The same destiny, ironically, could be said to apply to the diverging receptions of this rapturous film itself: just as it had stormed the global arthouse market and propelled its director into the league of the world’s greatest living auteurs, the multiple-award-winning drama looks set to be perpetually overshadowed by its canonised prequel, Days of Being Wild, in its home city – thanks partly to the 1990 film’s matchless feat in gathering six major stars for one elaborate narrative experiment. For any self-respecting Hong Kong critic who has witnessed the phenomenon first hand, it must feel a little sacrilegious not to love the Leslie Cheung-fronted heartbreaker.

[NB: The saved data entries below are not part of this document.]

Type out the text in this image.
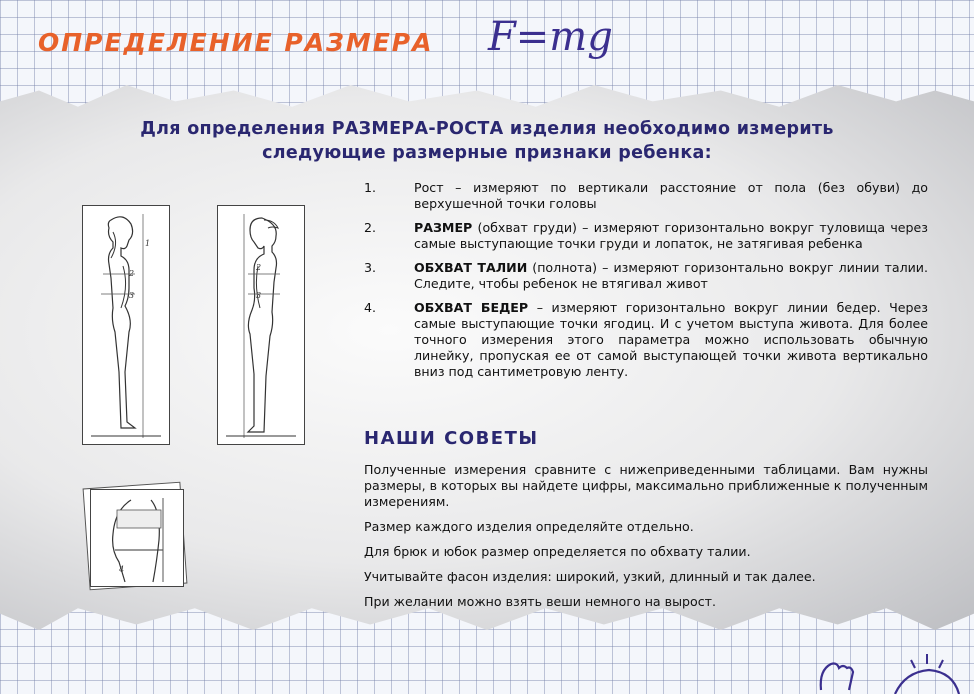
ОПРЕДЕЛЕНИЕ РАЗМЕРА F=mg
Для определения РАЗМЕРА-РОСТА изделия необходимо измерить
следующие размерные признаки ребенка:
1
2
3
2
3
4
1.	Рост – измеряют по вертикали расстояние от пола (без обуви) до верхушечной точки головы
2.	РАЗМЕР (обхват груди) – измеряют горизонтально вокруг туловища через самые выступающие точки груди и лопаток, не затягивая ребенка
3.	ОБХВАТ ТАЛИИ (полнота) – измеряют горизонтально вокруг линии талии. Следите, чтобы ребенок не втягивал живот
4.	ОБХВАТ БЕДЕР – измеряют горизонтально вокруг линии бедер. Через самые выступающие точки ягодиц. И с учетом выступа живота. Для более точного измерения этого параметра можно использовать обычную линейку, пропуская ее от самой выступающей точки живота вертикально вниз под сантиметровую ленту.
НАШИ СОВЕТЫ

Полученные измерения сравните с нижеприведенными таблицами. Вам нужны размеры, в которых вы найдете цифры, максимально приближенные к полученным измерениям.

Размер каждого изделия определяйте отдельно.

Для брюк и юбок размер определяется по обхвату талии.

Учитывайте фасон изделия: широкий, узкий, длинный и так далее.

При желании можно взять веши немного на вырост.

Unlike Days of Being Wild – or in fact, 2046, which again charts the crisscrossing relationships among an ensemble cast and neatly rounded up Wong’s unofficial 1960s trilogy – In the Mood for Love is essentially a romantic two-hander which characteristically shuns the overt emotional wrestling of its two bookending films. The result is a film so simple in its premise – and so chaste and subtle in its expression – that the slightest turns of heads are bound to give an ecstatically poignant impression.

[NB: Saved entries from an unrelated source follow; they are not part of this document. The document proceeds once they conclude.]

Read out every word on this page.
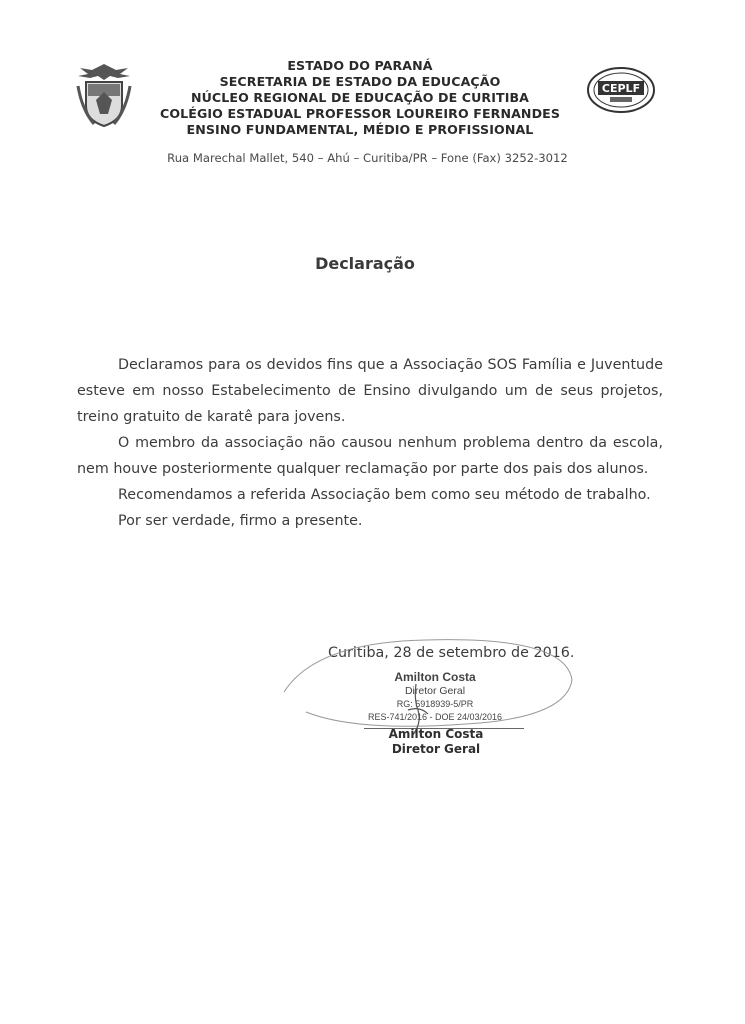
CEPLF
ESTADO DO PARANÁ
SECRETARIA DE ESTADO DA EDUCAÇÃO
NÚCLEO REGIONAL DE EDUCAÇÃO DE CURITIBA
COLÉGIO ESTADUAL PROFESSOR LOUREIRO FERNANDES
ENSINO FUNDAMENTAL, MÉDIO E PROFISSIONAL
Rua Marechal Mallet, 540 – Ahú – Curitiba/PR – Fone (Fax) 3252-3012
Declaração

Declaramos para os devidos fins que a Associação SOS Família e Juventude esteve em nosso Estabelecimento de Ensino divulgando um de seus projetos, treino gratuito de karatê para jovens.

O membro da associação não causou nenhum problema dentro da escola, nem houve posteriormente qualquer reclamação por parte dos pais dos alunos.

Recomendamos a referida Associação bem como seu método de trabalho.

Por ser verdade, firmo a presente.

Curitiba, 28 de setembro de 2016.
Amilton Costa
Diretor Geral
RG: 5918939-5/PR
RES-741/2016 - DOE 24/03/2016
Amilton Costa
Diretor Geral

The year is 1962, and as next-door neighbours living in a crowded apartment complex, Mr Chow (Tony Leung) and Mrs Chan (Maggie Cheung in a cheongsam showcase) gradually discover their spouses are having a clandestine affair. Alternately finding solace by spending time with each other, and masochistically toying with the other’s emotions by rehearsing imaginary breakups, the two soon consummate their mutual longing by role-playing as their cheating partners.
Drenched in sumptuous colours and a hypnotic soundtrack that swings from Nat King Cole to Latin melody, the film is ably fashioned by William Chang and unfailingly photographed by Christopher Doyle and Mark Lee Ping-bin, two of the very best cinematographers in world cinema. Beneath the entrancing visual palette is a repressed romance which finds its apt denouement among the Angkor Wat ruins – a sublime touch of storytelling that renders In the Mood for Love as close to perfection as a Hong Kong film has ever attempted to be.
Mr Chow and Mrs Chan are in the mood for love but little more than that. All they can share are furtive glances, weightless words and a concrete reassurance that history forgets.